« Les enjeux cachés de l’« interdisciplinarité » au collège »

— Par Jean-Pierre Terrail, chercheur en éducation, GRDS (Groupe de recherches sur la démocratisation scolaire) —

interdisciplinairePrésentation :
L’actuelle réforme du collège, censée entrer en vigueur à la rentrée 2016, introduit dans la charte des enseignements une « matière » nouvelle, ou plutôt de « nouvelles modalités d’enseignement », les EPI, enseignements pratiques interdisciplinaires. Ces EPI doivent être organisés autour de huit thématiques (‘développement durable’, ‘monde économique et professionnel’, ‘corps, santé et sécurité’, citoyenneté, etc.) et elles devraient occuper pas moins de 20% du temps d’enseignement global, évidemment soustraits aux enseignements disciplinaires. Si ce point de la réforme n’a pas fait l’objet de débat public, ce que lui reproche le SNES, il n’en a pas moins fortement attiré l’attention et suscité d’horizons divers nombre d’interventions vantant les vertus de l’interdisciplinarité. Il semble au premier abord que la question soit proprement pédagogique, et c’est bien ainsi que les promoteurs de la réforme et les thuriféraires de l’interdisciplinarité la présentent. On peut cependant douter qu’elle soit seulement, ni même d’abord, d’ordre pédagogique. Cela apparaît assez clairement pour peu que l’on rapproche l’interdisciplinarité des deux autres thématiques qui ont occupé le débat scolaire au long des quinze dernières années : la « formation des compétences », et les « éducations à ».
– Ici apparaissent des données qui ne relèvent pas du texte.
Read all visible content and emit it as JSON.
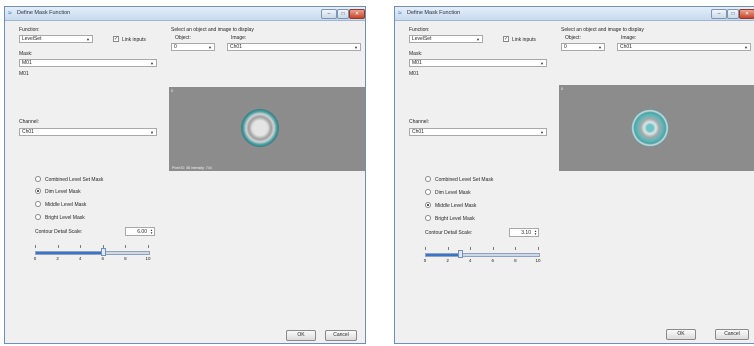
{
  "dialogs": [
    {
      "title": "Define Mask Function",
      "window_buttons": [
        "–",
        "□",
        "✕"
      ],
      "function_label": "Function:",
      "function_value": "LevelSet",
      "link_inputs_label": "Link inputs",
      "link_inputs_checked": true,
      "mask_label": "Mask:",
      "mask_value": "M01",
      "mask_info": "M01",
      "channel_label": "Channel:",
      "channel_value": "Ch01",
      "select_prompt": "Select an object and image to display",
      "object_label": "Object:",
      "object_value": "0",
      "image_label": "Image:",
      "image_value": "Ch01",
      "viewer_tag": "0",
      "viewer_footer": "Pixel ID: 38  Intensity: 744",
      "options": [
        {
          "label": "Combined Level Set Mask",
          "selected": false
        },
        {
          "label": "Dim Level Mask",
          "selected": true
        },
        {
          "label": "Middle Level Mask",
          "selected": false
        },
        {
          "label": "Bright Level Mask",
          "selected": false
        }
      ],
      "contour_label": "Contour Detail Scale:",
      "contour_value": "6.00",
      "slider_value": 6,
      "slider_ticks": [
        "0",
        "2",
        "4",
        "6",
        "8",
        "10"
      ],
      "ok_label": "OK",
      "cancel_label": "Cancel"
    },
    {
      "title": "Define Mask Function",
      "window_buttons": [
        "–",
        "□",
        "✕"
      ],
      "function_label": "Function:",
      "function_value": "LevelSet",
      "link_inputs_label": "Link inputs",
      "link_inputs_checked": true,
      "mask_label": "Mask:",
      "mask_value": "M01",
      "mask_info": "M01",
      "channel_label": "Channel:",
      "channel_value": "Ch01",
      "select_prompt": "Select an object and image to display",
      "object_label": "Object:",
      "object_value": "0",
      "image_label": "Image:",
      "image_value": "Ch01",
      "viewer_tag": "0",
      "viewer_footer": "",
      "options": [
        {
          "label": "Combined Level Set Mask",
          "selected": false
        },
        {
          "label": "Dim Level Mask",
          "selected": false
        },
        {
          "label": "Middle Level Mask",
          "selected": true
        },
        {
          "label": "Bright Level Mask",
          "selected": false
        }
      ],
      "contour_label": "Contour Detail Scale:",
      "contour_value": "3.10",
      "slider_value": 3.1,
      "slider_ticks": [
        "0",
        "2",
        "4",
        "6",
        "8",
        "10"
      ],
      "ok_label": "OK",
      "cancel_label": "Cancel"
    }
  ]
}
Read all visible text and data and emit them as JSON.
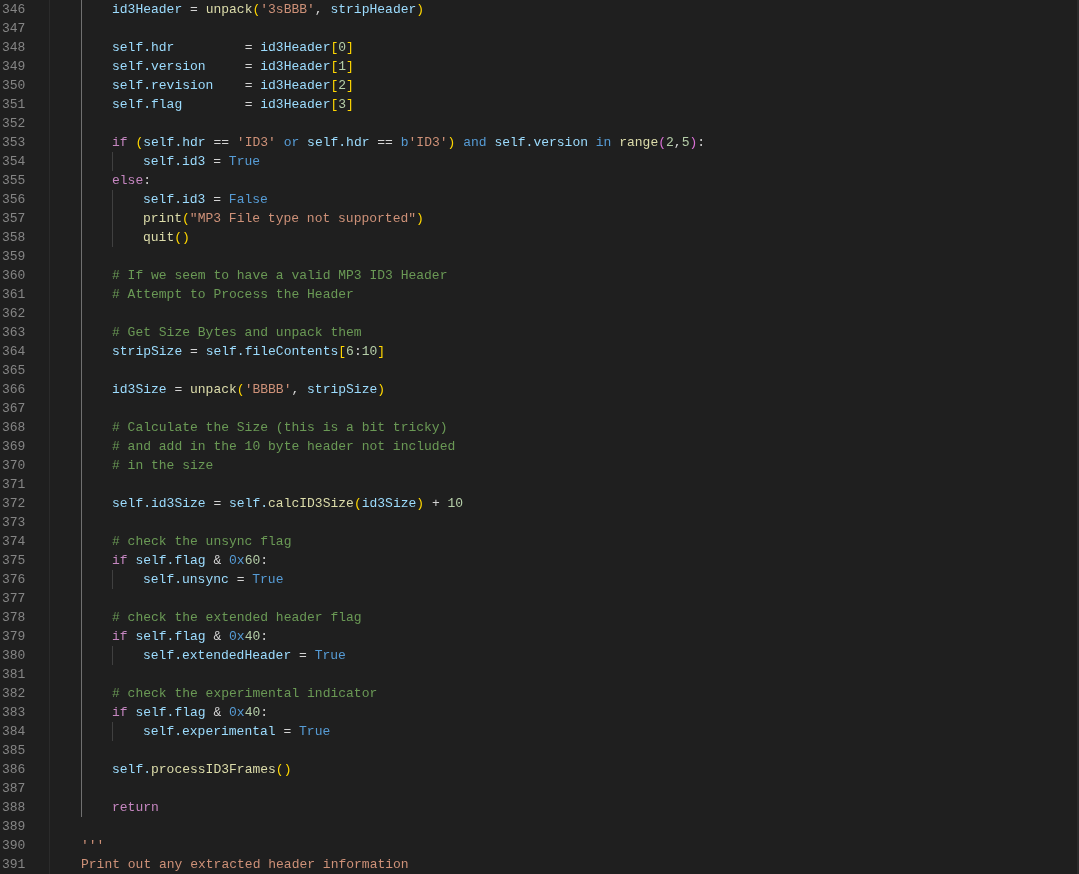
{
  "editor": {
    "lines": [
      {
        "children": [
          {
            "number": "346",
            "tokens": [
              {
                "text": "id3Header",
                "kind": "var"
              },
              {
                "text": " = ",
                "kind": "op"
              },
              {
                "text": "unpack",
                "kind": "func"
              },
              {
                "text": "(",
                "kind": "bracket"
              },
              {
                "text": "'3sBBB'",
                "kind": "string"
              },
              {
                "text": ", ",
                "kind": "op"
              },
              {
                "text": "stripHeader",
                "kind": "var"
              },
              {
                "text": ")",
                "kind": "bracket"
              }
            ]
          },
          {
            "number": "347"
          },
          {
            "number": "348",
            "tokens": [
              {
                "text": "self.hdr",
                "kind": "var"
              },
              {
                "text": "         = ",
                "kind": "op"
              },
              {
                "text": "id3Header",
                "kind": "var"
              },
              {
                "text": "[",
                "kind": "bracket"
              },
              {
                "text": "0",
                "kind": "number"
              },
              {
                "text": "]",
                "kind": "bracket"
              }
            ]
          },
          {
            "number": "349",
            "tokens": [
              {
                "text": "self.version",
                "kind": "var"
              },
              {
                "text": "     = ",
                "kind": "op"
              },
              {
                "text": "id3Header",
                "kind": "var"
              },
              {
                "text": "[",
                "kind": "bracket"
              },
              {
                "text": "1",
                "kind": "number"
              },
              {
                "text": "]",
                "kind": "bracket"
              }
            ]
          },
          {
            "number": "350",
            "tokens": [
              {
                "text": "self.revision",
                "kind": "var"
              },
              {
                "text": "    = ",
                "kind": "op"
              },
              {
                "text": "id3Header",
                "kind": "var"
              },
              {
                "text": "[",
                "kind": "bracket"
              },
              {
                "text": "2",
                "kind": "number"
              },
              {
                "text": "]",
                "kind": "bracket"
              }
            ]
          },
          {
            "number": "351",
            "tokens": [
              {
                "text": "self.flag",
                "kind": "var"
              },
              {
                "text": "        = ",
                "kind": "op"
              },
              {
                "text": "id3Header",
                "kind": "var"
              },
              {
                "text": "[",
                "kind": "bracket"
              },
              {
                "text": "3",
                "kind": "number"
              },
              {
                "text": "]",
                "kind": "bracket"
              }
            ]
          },
          {
            "number": "352"
          },
          {
            "number": "353",
            "tokens": [
              {
                "text": "if ",
                "kind": "control"
              },
              {
                "text": "(",
                "kind": "bracket"
              },
              {
                "text": "self.hdr",
                "kind": "var"
              },
              {
                "text": " == ",
                "kind": "op"
              },
              {
                "text": "'ID3' ",
                "kind": "string"
              },
              {
                "text": "or ",
                "kind": "keyword"
              },
              {
                "text": "self.hdr",
                "kind": "var"
              },
              {
                "text": " == ",
                "kind": "op"
              },
              {
                "text": "b",
                "kind": "keyword"
              },
              {
                "text": "'ID3'",
                "kind": "string"
              },
              {
                "text": ") ",
                "kind": "bracket"
              },
              {
                "text": "and ",
                "kind": "keyword"
              },
              {
                "text": "self.version ",
                "kind": "var"
              },
              {
                "text": "in ",
                "kind": "keyword"
              },
              {
                "text": "range",
                "kind": "func"
              },
              {
                "text": "(",
                "kind": "bracket2"
              },
              {
                "text": "2",
                "kind": "number"
              },
              {
                "text": ",",
                "kind": "op"
              },
              {
                "text": "5",
                "kind": "number"
              },
              {
                "text": ")",
                "kind": "bracket2"
              },
              {
                "text": ":",
                "kind": "op"
              }
            ],
            "children": [
              {
                "number": "354",
                "tokens": [
                  {
                    "text": "self.id3",
                    "kind": "var"
                  },
                  {
                    "text": " = ",
                    "kind": "op"
                  },
                  {
                    "text": "True",
                    "kind": "keyword"
                  }
                ]
              }
            ]
          },
          {
            "number": "355",
            "tokens": [
              {
                "text": "else",
                "kind": "control"
              },
              {
                "text": ":",
                "kind": "op"
              }
            ],
            "children": [
              {
                "number": "356",
                "tokens": [
                  {
                    "text": "self.id3",
                    "kind": "var"
                  },
                  {
                    "text": " = ",
                    "kind": "op"
                  },
                  {
                    "text": "False",
                    "kind": "keyword"
                  }
                ]
              },
              {
                "number": "357",
                "tokens": [
                  {
                    "text": "print",
                    "kind": "func"
                  },
                  {
                    "text": "(",
                    "kind": "bracket"
                  },
                  {
                    "text": "\"MP3 File type not supported\"",
                    "kind": "string"
                  },
                  {
                    "text": ")",
                    "kind": "bracket"
                  }
                ]
              },
              {
                "number": "358",
                "tokens": [
                  {
                    "text": "quit",
                    "kind": "func"
                  },
                  {
                    "text": "()",
                    "kind": "bracket"
                  }
                ]
              }
            ]
          },
          {
            "number": "359"
          },
          {
            "number": "360",
            "tokens": [
              {
                "text": "# If we seem to have a valid MP3 ID3 Header",
                "kind": "comment"
              }
            ]
          },
          {
            "number": "361",
            "tokens": [
              {
                "text": "# Attempt to Process the Header",
                "kind": "comment"
              }
            ]
          },
          {
            "number": "362"
          },
          {
            "number": "363",
            "tokens": [
              {
                "text": "# Get Size Bytes and unpack them",
                "kind": "comment"
              }
            ]
          },
          {
            "number": "364",
            "tokens": [
              {
                "text": "stripSize",
                "kind": "var"
              },
              {
                "text": " = ",
                "kind": "op"
              },
              {
                "text": "self.fileContents",
                "kind": "var"
              },
              {
                "text": "[",
                "kind": "bracket"
              },
              {
                "text": "6",
                "kind": "number"
              },
              {
                "text": ":",
                "kind": "op"
              },
              {
                "text": "10",
                "kind": "number"
              },
              {
                "text": "]",
                "kind": "bracket"
              }
            ]
          },
          {
            "number": "365"
          },
          {
            "number": "366",
            "tokens": [
              {
                "text": "id3Size",
                "kind": "var"
              },
              {
                "text": " = ",
                "kind": "op"
              },
              {
                "text": "unpack",
                "kind": "func"
              },
              {
                "text": "(",
                "kind": "bracket"
              },
              {
                "text": "'BBBB'",
                "kind": "string"
              },
              {
                "text": ", ",
                "kind": "op"
              },
              {
                "text": "stripSize",
                "kind": "var"
              },
              {
                "text": ")",
                "kind": "bracket"
              }
            ]
          },
          {
            "number": "367"
          },
          {
            "number": "368",
            "tokens": [
              {
                "text": "# Calculate the Size (this is a bit tricky)",
                "kind": "comment"
              }
            ]
          },
          {
            "number": "369",
            "tokens": [
              {
                "text": "# and add in the 10 byte header not included",
                "kind": "comment"
              }
            ]
          },
          {
            "number": "370",
            "tokens": [
              {
                "text": "# in the size",
                "kind": "comment"
              }
            ]
          },
          {
            "number": "371"
          },
          {
            "number": "372",
            "tokens": [
              {
                "text": "self.id3Size",
                "kind": "var"
              },
              {
                "text": " = ",
                "kind": "op"
              },
              {
                "text": "self.",
                "kind": "var"
              },
              {
                "text": "calcID3Size",
                "kind": "func"
              },
              {
                "text": "(",
                "kind": "bracket"
              },
              {
                "text": "id3Size",
                "kind": "var"
              },
              {
                "text": ")",
                "kind": "bracket"
              },
              {
                "text": " + ",
                "kind": "op"
              },
              {
                "text": "10",
                "kind": "number"
              }
            ]
          },
          {
            "number": "373"
          },
          {
            "number": "374",
            "tokens": [
              {
                "text": "# check the unsync flag",
                "kind": "comment"
              }
            ]
          },
          {
            "number": "375",
            "tokens": [
              {
                "text": "if ",
                "kind": "control"
              },
              {
                "text": "self.flag",
                "kind": "var"
              },
              {
                "text": " & ",
                "kind": "op"
              },
              {
                "text": "0x",
                "kind": "keyword"
              },
              {
                "text": "60",
                "kind": "number"
              },
              {
                "text": ":",
                "kind": "op"
              }
            ],
            "children": [
              {
                "number": "376",
                "tokens": [
                  {
                    "text": "self.unsync",
                    "kind": "var"
                  },
                  {
                    "text": " = ",
                    "kind": "op"
                  },
                  {
                    "text": "True",
                    "kind": "keyword"
                  }
                ]
              }
            ]
          },
          {
            "number": "377"
          },
          {
            "number": "378",
            "tokens": [
              {
                "text": "# check the extended header flag",
                "kind": "comment"
              }
            ]
          },
          {
            "number": "379",
            "tokens": [
              {
                "text": "if ",
                "kind": "control"
              },
              {
                "text": "self.flag",
                "kind": "var"
              },
              {
                "text": " & ",
                "kind": "op"
              },
              {
                "text": "0x",
                "kind": "keyword"
              },
              {
                "text": "40",
                "kind": "number"
              },
              {
                "text": ":",
                "kind": "op"
              }
            ],
            "children": [
              {
                "number": "380",
                "tokens": [
                  {
                    "text": "self.extendedHeader",
                    "kind": "var"
                  },
                  {
                    "text": " = ",
                    "kind": "op"
                  },
                  {
                    "text": "True",
                    "kind": "keyword"
                  }
                ]
              }
            ]
          },
          {
            "number": "381"
          },
          {
            "number": "382",
            "tokens": [
              {
                "text": "# check the experimental indicator",
                "kind": "comment"
              }
            ]
          },
          {
            "number": "383",
            "tokens": [
              {
                "text": "if ",
                "kind": "control"
              },
              {
                "text": "self.flag",
                "kind": "var"
              },
              {
                "text": " & ",
                "kind": "op"
              },
              {
                "text": "0x",
                "kind": "keyword"
              },
              {
                "text": "40",
                "kind": "number"
              },
              {
                "text": ":",
                "kind": "op"
              }
            ],
            "children": [
              {
                "number": "384",
                "tokens": [
                  {
                    "text": "self.experimental",
                    "kind": "var"
                  },
                  {
                    "text": " = ",
                    "kind": "op"
                  },
                  {
                    "text": "True",
                    "kind": "keyword"
                  }
                ]
              }
            ]
          },
          {
            "number": "385"
          },
          {
            "number": "386",
            "tokens": [
              {
                "text": "self.",
                "kind": "var"
              },
              {
                "text": "processID3Frames",
                "kind": "func"
              },
              {
                "text": "()",
                "kind": "bracket"
              }
            ]
          },
          {
            "number": "387"
          },
          {
            "number": "388",
            "tokens": [
              {
                "text": "return",
                "kind": "control"
              }
            ]
          }
        ]
      },
      {
        "number": "389"
      },
      {
        "number": "390",
        "tokens": [
          {
            "text": "'''",
            "kind": "string"
          }
        ]
      },
      {
        "number": "391",
        "tokens": [
          {
            "text": "Print out any extracted header information",
            "kind": "string"
          }
        ]
      }
    ]
  }
}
Si le projet d’introduire la formation des compétences dans l’enseignement général, sur le modèle de l’enseignement professionnel, émerge dès la fin des années 1980, il ne prendra vraiment corps qu’avec la loi Fillon de 2005 et la définition en 2006 du « socle commun de connaissances et de compétences ».
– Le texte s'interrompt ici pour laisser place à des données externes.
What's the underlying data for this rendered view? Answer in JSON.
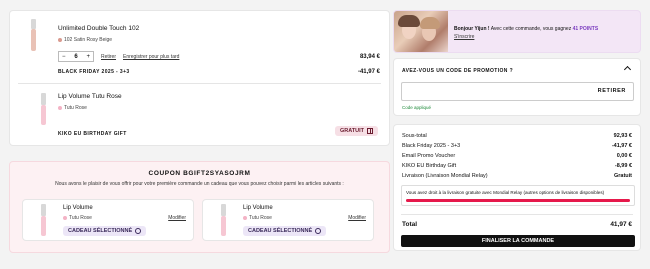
{
  "cart": {
    "items": [
      {
        "name": "Unlimited Double Touch 102",
        "shade": "102 Satin Rosy Beige",
        "shade_color": "#d99a8f",
        "qty": "6",
        "remove": "Retirer",
        "save_later": "Enregistrer pour plus tard",
        "price": "83,94 €",
        "promo_label": "BLACK FRIDAY 2025 - 3+3",
        "promo_value": "-41,97 €"
      },
      {
        "name": "Lip Volume Tutu Rose",
        "shade": "Tutu Rose",
        "shade_color": "#f4b3c5",
        "promo_label": "KIKO EU BIRTHDAY GIFT",
        "gift_badge": "GRATUIT"
      }
    ]
  },
  "coupon": {
    "title": "COUPON BGIFT2SYASOJRM",
    "message": "Nous avons le plaisir de vous offrir pour votre première commande un cadeau que vous pouvez choisir parmi les articles suivants :",
    "options": [
      {
        "name": "Lip Volume",
        "shade": "Tutu Rose",
        "edit": "Modifier",
        "selected": "CADEAU SÉLECTIONNÉ"
      },
      {
        "name": "Lip Volume",
        "shade": "Tutu Rose",
        "edit": "Modifier",
        "selected": "CADEAU SÉLECTIONNÉ"
      }
    ]
  },
  "loyalty": {
    "greeting": "Bonjour Yijun !",
    "text_prefix": "Avec cette commande, vous gagnez",
    "points": "41 POINTS",
    "link": "S'inscrire"
  },
  "promo": {
    "heading": "AVEZ-VOUS UN CODE DE PROMOTION ?",
    "input_value": "",
    "input_placeholder": "",
    "apply": "RETIRER",
    "applied": "Code appliqué"
  },
  "summary": {
    "lines": [
      {
        "label": "Sous-total",
        "value": "92,93 €"
      },
      {
        "label": "Black Friday 2025 - 3+3",
        "value": "-41,97 €"
      },
      {
        "label": "Email Promo Voucher",
        "value": "0,00 €"
      },
      {
        "label": "KIKO EU Birthday Gift",
        "value": "-8,99 €"
      },
      {
        "label": "Livraison (Livraison Mondial Relay)",
        "value": "Gratuit"
      }
    ],
    "shipping_note": "Vous avez droit à la livraison gratuite avec Mondial Relay (autres options de livraison disponibles)",
    "shipping_progress": 1.0,
    "total_label": "Total",
    "total_value": "41,97 €",
    "checkout": "FINALISER LA COMMANDE"
  },
  "colors": {
    "accent": "#e6194b",
    "coupon_bg": "#fdf1f3",
    "chip_bg": "#ece6f7",
    "dark": "#111111"
  }
}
L’argumentation de ses promoteurs s’appuie sur le constat, ou l’hypothèse, d’un décalage entre les savoirs transmis par l’école et le savoir agir qui sera nécessaire au futur citoyen dans sa confrontation aux grands enjeux de la vie sociale et professionnelle. Le bagage scolaire ne peut donc se réduire à un empilage de savoirs académiques, l’école se désintéressant du savoir agir. Si pour certains chercheurs la formation des compétences a partie liée avec l’approfondissement des savoirs disciplinaires, pour la majorité des experts dans les années 2000 il ne peut s’agir que d’une activité éducative spécifique, organisée à partir des enjeux de la vie pratique, et consistant à confronter les jeunes à des « situations-problèmes ». Et pour certains même c’est l’ensemble de l’enseignement qui doit être réorganisé autour de ces enjeux, car « le savoir vaut par ce qu’il permet de faire » (B. Rey), et c’est seulement en le posant comme tel qu’on peut donner du sens aux apprentissages.
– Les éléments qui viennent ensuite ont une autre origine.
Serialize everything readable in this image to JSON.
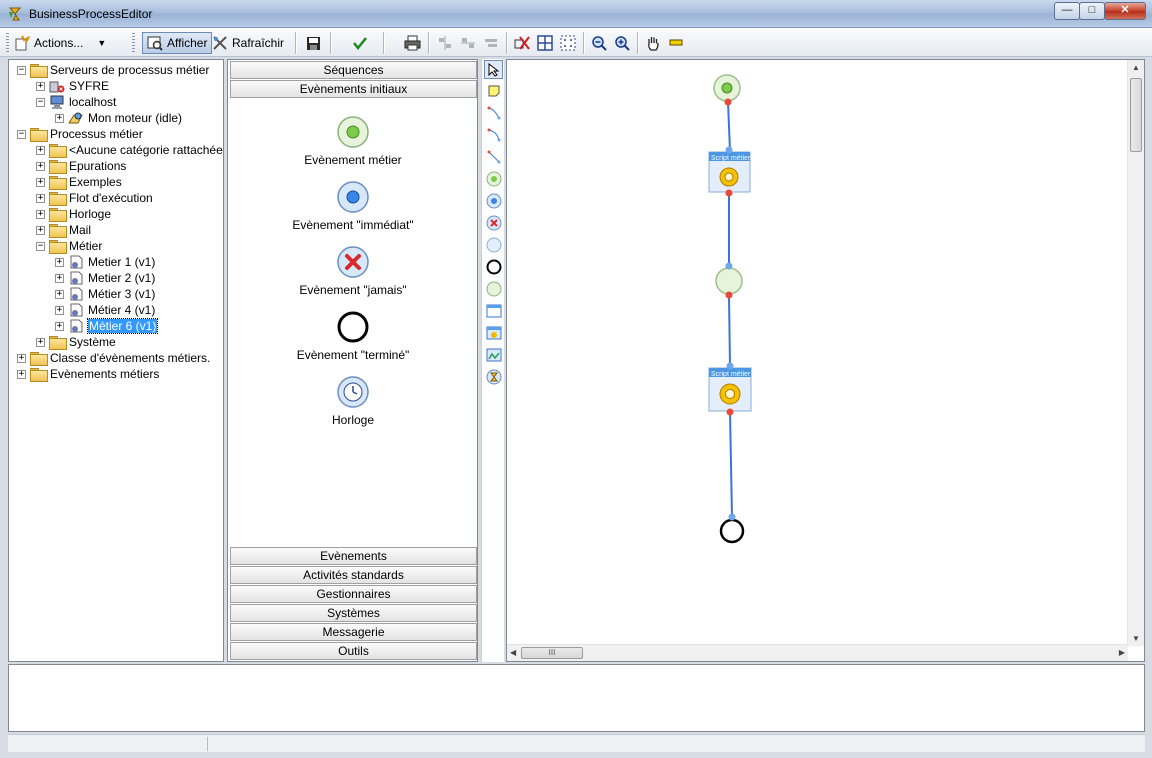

À l’instar de la rhétorique prônant « l’approche par compétences », la promotion des « éducations à » met en avant l’insuffisance des savoirs scolaires s’agissant de préparer les jeunes aux exigences de la vie sociale, la portée de l’argument étant renforcée là aussi par la référence aux considérations d’Edgar Morin sur la complexité croissante du monde.
Si le souci chez les responsables nationaux que l’école adapte ses publics à l’ordre social et leur en inculque le respect est une constante historique, le chaos du monde et les menaces sur la planète favorisent aujourd’hui la formation d’un large consensus autour d’une éducation scolaire spécifiquement sociale et morale. On passe ici du savoir-agir (les compétences) au devoir-agir. Mais le rôle de l’école est-il d’inculquer des valeurs, au risque de subordonner la transmission des savoirs aux exigences de la vie pratique, ou de transmettre les connaissances à partir desquelles les valeurs peuvent se construire ?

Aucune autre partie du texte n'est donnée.